Here are a ten ways to kill status quo and improve your events year after year, time after time.

  1. Start from a blank slate. Or at least go through the exercise of it. Ask yourself, “What would this look like if we started from scratch?” Now act on some of the differences you identify.
  2. Ask for input from an outsider. You have friends, family, employees who don’t work on that particular project. Heck, even ask strangers. Be specific. “How can we make registration better?” “What is a creative way to give away door prizes?” “Where/how can we market this event that we aren’t already doing?”
  3. Over deliver. You made a promise of expectation to your sponsors and your event attendees. Deliver it. And then deliver even more value.
  4. Add fun. Everyone likes fun. Don’t be afraid of fun. Your emcee/host better be personable and fun!
  5. Ask your trusty friends Google and Pinterest.
  6. Add a conscious company component. People like doing good for others. Incorporate something that helps address a social/community problem into your event.
  7. Change the menu. Change the dessert. Change the colors. Theme. Logistics. Venue. Set-up. Order of the evening. Change SOMETHING and make it better, every time.
  8. Give away prizes some other way than reading numbers and more numbers and more numbers. That’s so snooze.
  9. Encourage social media postings. Encourage a hashtag. Use live video on social media.

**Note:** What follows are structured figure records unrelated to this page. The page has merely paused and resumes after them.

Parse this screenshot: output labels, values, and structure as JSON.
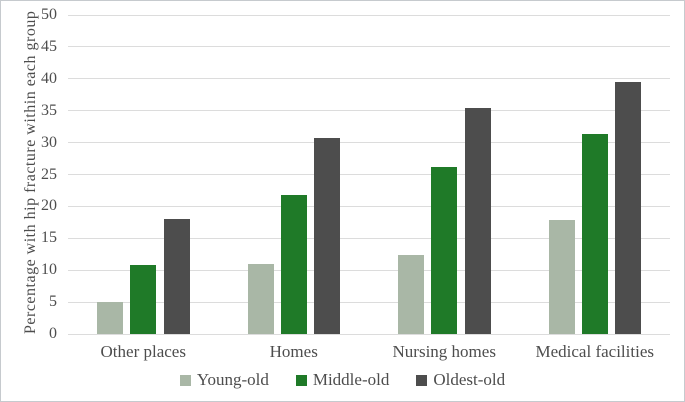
{
  "chart_data": {
    "type": "bar",
    "title": "",
    "xlabel": "",
    "ylabel": "Percentage with hip fracture within each group",
    "categories": [
      "Other places",
      "Homes",
      "Nursing homes",
      "Medical facilities"
    ],
    "series": [
      {
        "name": "Young-old",
        "color": "#a9b7a6",
        "values": [
          5.0,
          11.0,
          12.4,
          17.9
        ]
      },
      {
        "name": "Middle-old",
        "color": "#1f7a28",
        "values": [
          10.8,
          21.8,
          26.2,
          31.3
        ]
      },
      {
        "name": "Oldest-old",
        "color": "#4d4d4d",
        "values": [
          18.0,
          30.8,
          35.4,
          39.5
        ]
      }
    ],
    "ylim": [
      0,
      50
    ],
    "yticks": [
      0,
      5,
      10,
      15,
      20,
      25,
      30,
      35,
      40,
      45,
      50
    ],
    "grid": "horizontal",
    "legend_position": "bottom"
  },
  "colors": {
    "gridline": "#dcdcdc",
    "axis_text": "#4d4d4d",
    "frame_border": "#c6cace",
    "background": "#ffffff"
  }
}
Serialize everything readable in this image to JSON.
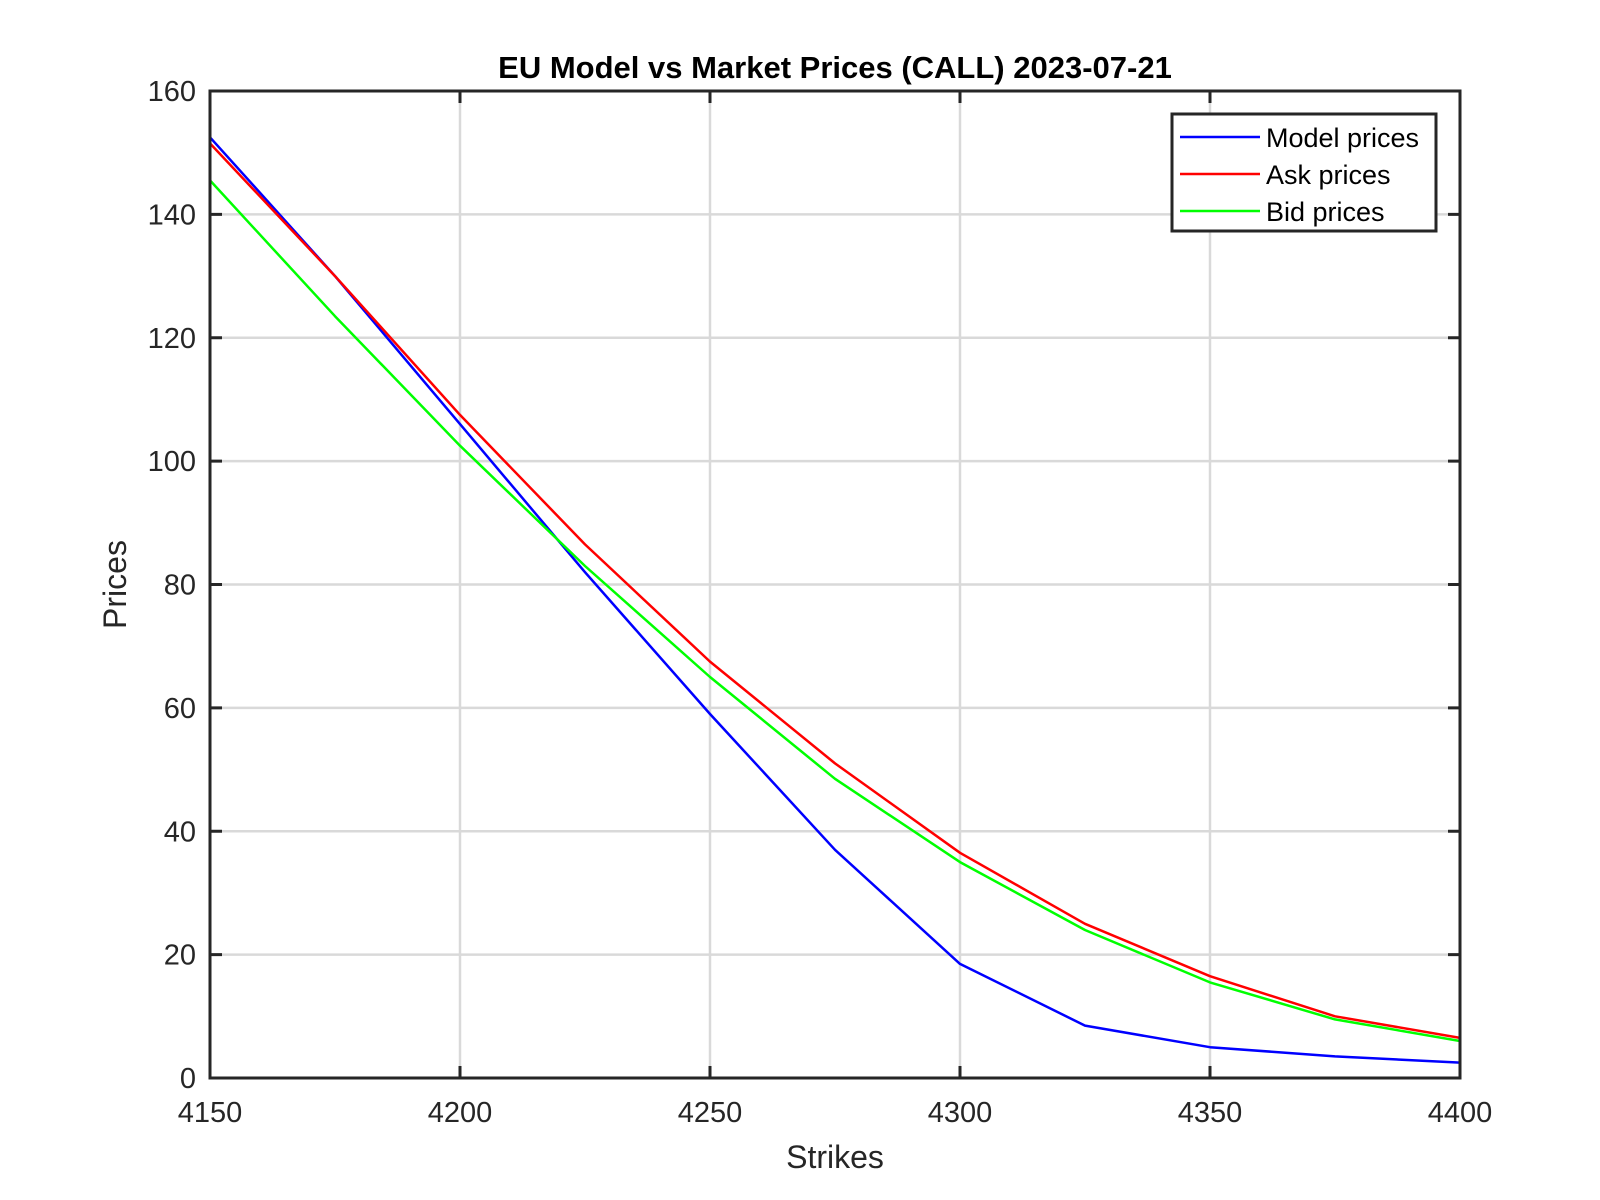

  10. Incorporate technology. Used to deliver everything in person at a podium? Arrange some fun videos to use instead. Encouraging twitter posts with a specific hashtag? Project a live feed of the posts all night long.

Status quo is BORING and almost always leads to the slow death of events. Practice constant improvement (that means change) to avoid the death grip of the staleness that is status quo.